Reporting of code coverage results to CodeCov

          docker exec -e CODECOV_TOKEN=$CODECOV_TOKEN test-con bash -c 'bash <(curl -s https://codecov.io/bash)'

Other details

  • Sometimes it is necessary to rebuild one of the docker images in order to add new dependencies to the image before running CI tests. This can be done using the following sequence of commands:
    • Change dir to the correct directory (mentioned above)
    • Make any necessary changes to the appropriate Dockerfile
    • docker build -t ml4ailab/automates:<tag-name> .
    • docker push ml4ailab/automates:<tag-name>
  • The reason we have two separate docker images (one for the TR pipeline and one for everything else) is due to space constraints on the GH Actions (free tier) runner.

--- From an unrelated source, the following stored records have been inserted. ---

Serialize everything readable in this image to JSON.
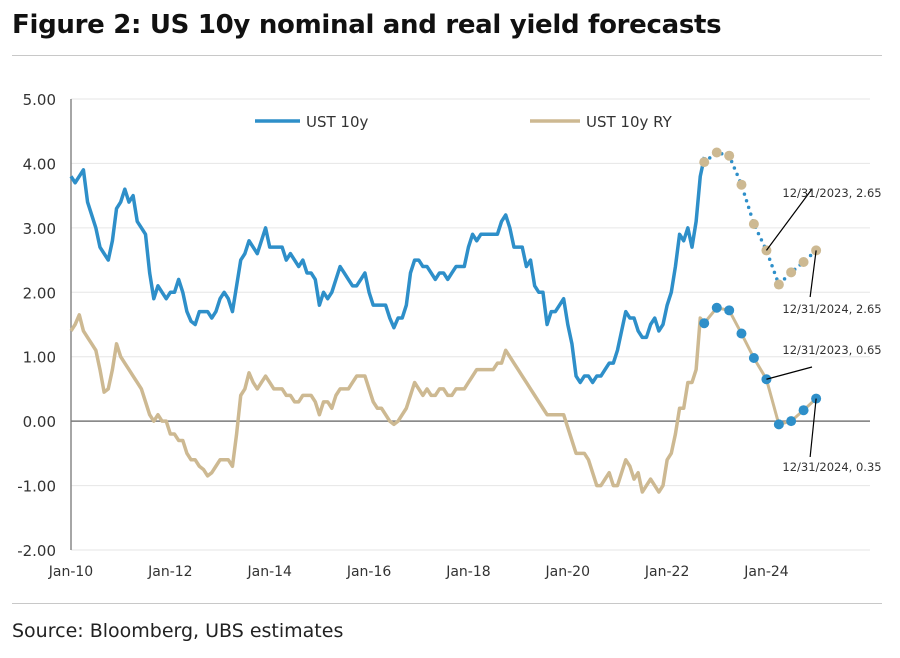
{
  "title": "Figure 2: US 10y nominal and real yield forecasts",
  "source": "Source: Bloomberg, UBS estimates",
  "chart_data": {
    "type": "line",
    "title": "Figure 2: US 10y nominal and real yield forecasts",
    "xlabel": "",
    "ylabel": "",
    "ylim": [
      -2,
      5
    ],
    "yticks": [
      "5.00",
      "4.00",
      "3.00",
      "2.00",
      "1.00",
      "0.00",
      "-1.00",
      "-2.00"
    ],
    "xlim": [
      "2010-01",
      "2026-02"
    ],
    "xticks": [
      "Jan-10",
      "Jan-12",
      "Jan-14",
      "Jan-16",
      "Jan-18",
      "Jan-20",
      "Jan-22",
      "Jan-24"
    ],
    "grid": "horizontal",
    "legend": "top",
    "colors": {
      "nominal": "#2e8fc9",
      "real": "#cdb992",
      "zero_line": "#7a7a7a",
      "grid": "#e6e6e6"
    },
    "series": [
      {
        "name": "UST 10y",
        "color": "#2e8fc9",
        "monthly_by_year": {
          "2010": [
            3.8,
            3.7,
            3.8,
            3.9,
            3.4,
            3.2,
            3.0,
            2.7,
            2.6,
            2.5,
            2.8,
            3.3
          ],
          "2011": [
            3.4,
            3.6,
            3.4,
            3.5,
            3.1,
            3.0,
            2.9,
            2.3,
            1.9,
            2.1,
            2.0,
            1.9
          ],
          "2012": [
            2.0,
            2.0,
            2.2,
            2.0,
            1.7,
            1.55,
            1.5,
            1.7,
            1.7,
            1.7,
            1.6,
            1.7
          ],
          "2013": [
            1.9,
            2.0,
            1.9,
            1.7,
            2.1,
            2.5,
            2.6,
            2.8,
            2.7,
            2.6,
            2.8,
            3.0
          ],
          "2014": [
            2.7,
            2.7,
            2.7,
            2.7,
            2.5,
            2.6,
            2.5,
            2.4,
            2.5,
            2.3,
            2.3,
            2.2
          ],
          "2015": [
            1.8,
            2.0,
            1.9,
            2.0,
            2.2,
            2.4,
            2.3,
            2.2,
            2.1,
            2.1,
            2.2,
            2.3
          ],
          "2016": [
            2.0,
            1.8,
            1.8,
            1.8,
            1.8,
            1.6,
            1.45,
            1.6,
            1.6,
            1.8,
            2.3,
            2.5
          ],
          "2017": [
            2.5,
            2.4,
            2.4,
            2.3,
            2.2,
            2.3,
            2.3,
            2.2,
            2.3,
            2.4,
            2.4,
            2.4
          ],
          "2018": [
            2.7,
            2.9,
            2.8,
            2.9,
            2.9,
            2.9,
            2.9,
            2.9,
            3.1,
            3.2,
            3.0,
            2.7
          ],
          "2019": [
            2.7,
            2.7,
            2.4,
            2.5,
            2.1,
            2.0,
            2.0,
            1.5,
            1.7,
            1.7,
            1.8,
            1.9
          ],
          "2020": [
            1.5,
            1.2,
            0.7,
            0.6,
            0.7,
            0.7,
            0.6,
            0.7,
            0.7,
            0.8,
            0.9,
            0.9
          ],
          "2021": [
            1.1,
            1.4,
            1.7,
            1.6,
            1.6,
            1.4,
            1.3,
            1.3,
            1.5,
            1.6,
            1.4,
            1.5
          ],
          "2022": [
            1.8,
            2.0,
            2.4,
            2.9,
            2.8,
            3.0,
            2.7,
            3.1,
            3.8,
            4.1
          ]
        },
        "forecast": [
          {
            "date": "2022-09-30",
            "value": 4.02
          },
          {
            "date": "2022-12-31",
            "value": 4.17
          },
          {
            "date": "2023-03-31",
            "value": 4.12
          },
          {
            "date": "2023-06-30",
            "value": 3.67
          },
          {
            "date": "2023-09-30",
            "value": 3.06
          },
          {
            "date": "2023-12-31",
            "value": 2.65
          },
          {
            "date": "2024-03-31",
            "value": 2.12
          },
          {
            "date": "2024-06-30",
            "value": 2.31
          },
          {
            "date": "2024-09-30",
            "value": 2.47
          },
          {
            "date": "2024-12-31",
            "value": 2.65
          }
        ]
      },
      {
        "name": "UST 10y RY",
        "color": "#cdb992",
        "monthly_by_year": {
          "2010": [
            1.4,
            1.5,
            1.65,
            1.4,
            1.3,
            1.2,
            1.1,
            0.8,
            0.45,
            0.5,
            0.8,
            1.2
          ],
          "2011": [
            1.0,
            0.9,
            0.8,
            0.7,
            0.6,
            0.5,
            0.3,
            0.1,
            0.0,
            0.1,
            0.0,
            0.0
          ],
          "2012": [
            -0.2,
            -0.2,
            -0.3,
            -0.3,
            -0.5,
            -0.6,
            -0.6,
            -0.7,
            -0.75,
            -0.85,
            -0.8,
            -0.7
          ],
          "2013": [
            -0.6,
            -0.6,
            -0.6,
            -0.7,
            -0.2,
            0.4,
            0.5,
            0.75,
            0.6,
            0.5,
            0.6,
            0.7
          ],
          "2014": [
            0.6,
            0.5,
            0.5,
            0.5,
            0.4,
            0.4,
            0.3,
            0.3,
            0.4,
            0.4,
            0.4,
            0.3
          ],
          "2015": [
            0.1,
            0.3,
            0.3,
            0.2,
            0.4,
            0.5,
            0.5,
            0.5,
            0.6,
            0.7,
            0.7,
            0.7
          ],
          "2016": [
            0.5,
            0.3,
            0.2,
            0.2,
            0.1,
            0.0,
            -0.05,
            0.0,
            0.1,
            0.2,
            0.4,
            0.6
          ],
          "2017": [
            0.5,
            0.4,
            0.5,
            0.4,
            0.4,
            0.5,
            0.5,
            0.4,
            0.4,
            0.5,
            0.5,
            0.5
          ],
          "2018": [
            0.6,
            0.7,
            0.8,
            0.8,
            0.8,
            0.8,
            0.8,
            0.9,
            0.9,
            1.1,
            1.0,
            0.9
          ],
          "2019": [
            0.8,
            0.7,
            0.6,
            0.5,
            0.4,
            0.3,
            0.2,
            0.1,
            0.1,
            0.1,
            0.1,
            0.1
          ],
          "2020": [
            -0.1,
            -0.3,
            -0.5,
            -0.5,
            -0.5,
            -0.6,
            -0.8,
            -1.0,
            -1.0,
            -0.9,
            -0.8,
            -1.0
          ],
          "2021": [
            -1.0,
            -0.8,
            -0.6,
            -0.7,
            -0.9,
            -0.8,
            -1.1,
            -1.0,
            -0.9,
            -1.0,
            -1.1,
            -1.0
          ],
          "2022": [
            -0.6,
            -0.5,
            -0.2,
            0.2,
            0.2,
            0.6,
            0.6,
            0.8,
            1.6,
            1.52
          ]
        },
        "forecast": [
          {
            "date": "2022-09-30",
            "value": 1.52
          },
          {
            "date": "2022-12-31",
            "value": 1.76
          },
          {
            "date": "2023-03-31",
            "value": 1.72
          },
          {
            "date": "2023-06-30",
            "value": 1.36
          },
          {
            "date": "2023-09-30",
            "value": 0.98
          },
          {
            "date": "2023-12-31",
            "value": 0.65
          },
          {
            "date": "2024-03-31",
            "value": -0.05
          },
          {
            "date": "2024-06-30",
            "value": 0.0
          },
          {
            "date": "2024-09-30",
            "value": 0.17
          },
          {
            "date": "2024-12-31",
            "value": 0.35
          }
        ]
      }
    ],
    "annotations": [
      {
        "text": "12/31/2023, 2.65",
        "date": "2023-12-31",
        "value": 2.65
      },
      {
        "text": "12/31/2024, 2.65",
        "date": "2024-12-31",
        "value": 2.65
      },
      {
        "text": "12/31/2023, 0.65",
        "date": "2023-12-31",
        "value": 0.65
      },
      {
        "text": "12/31/2024, 0.35",
        "date": "2024-12-31",
        "value": 0.35
      }
    ]
  }
}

Currently, we have to pull one image, run its tests, delete it, pull the other image, and run its tests in order to complete the CI process.
  • As long as Actions remain enabled, no additional setup steps or configuration is needed in the AutoMATES GitHub repo settings page.
  • Branch protections are currently enabled on master and will prevent non-admin users from pushing to master directly or merging a PR to master without passing tests and an official code review.

Future enhancements

  • Utilize GH Actions docker cache to cache the layers of our docker images. Images can then be rebuilt when requirements change, and only those layers effected will be rebuilt. The rebuilt images can then be pushed to our lab DockerHub account automatically instead of needing to be rebuilt locally whenever a change occurs. This will also prevent pulls of the docker images from occurring during each testing session.
  • Setup unit testing with a Makefile that will only run tests for portions of code where changes are present. This is a more complex change that would require some serious investment but it is possible.
  • Re-organize the AutoMATES repo into separate repos according to sub-function and create separate CI pipelines for each repo
  • Re-organize the docs CI pipeline such that it begins building useful documentation again that is generated from the source code using sphinx.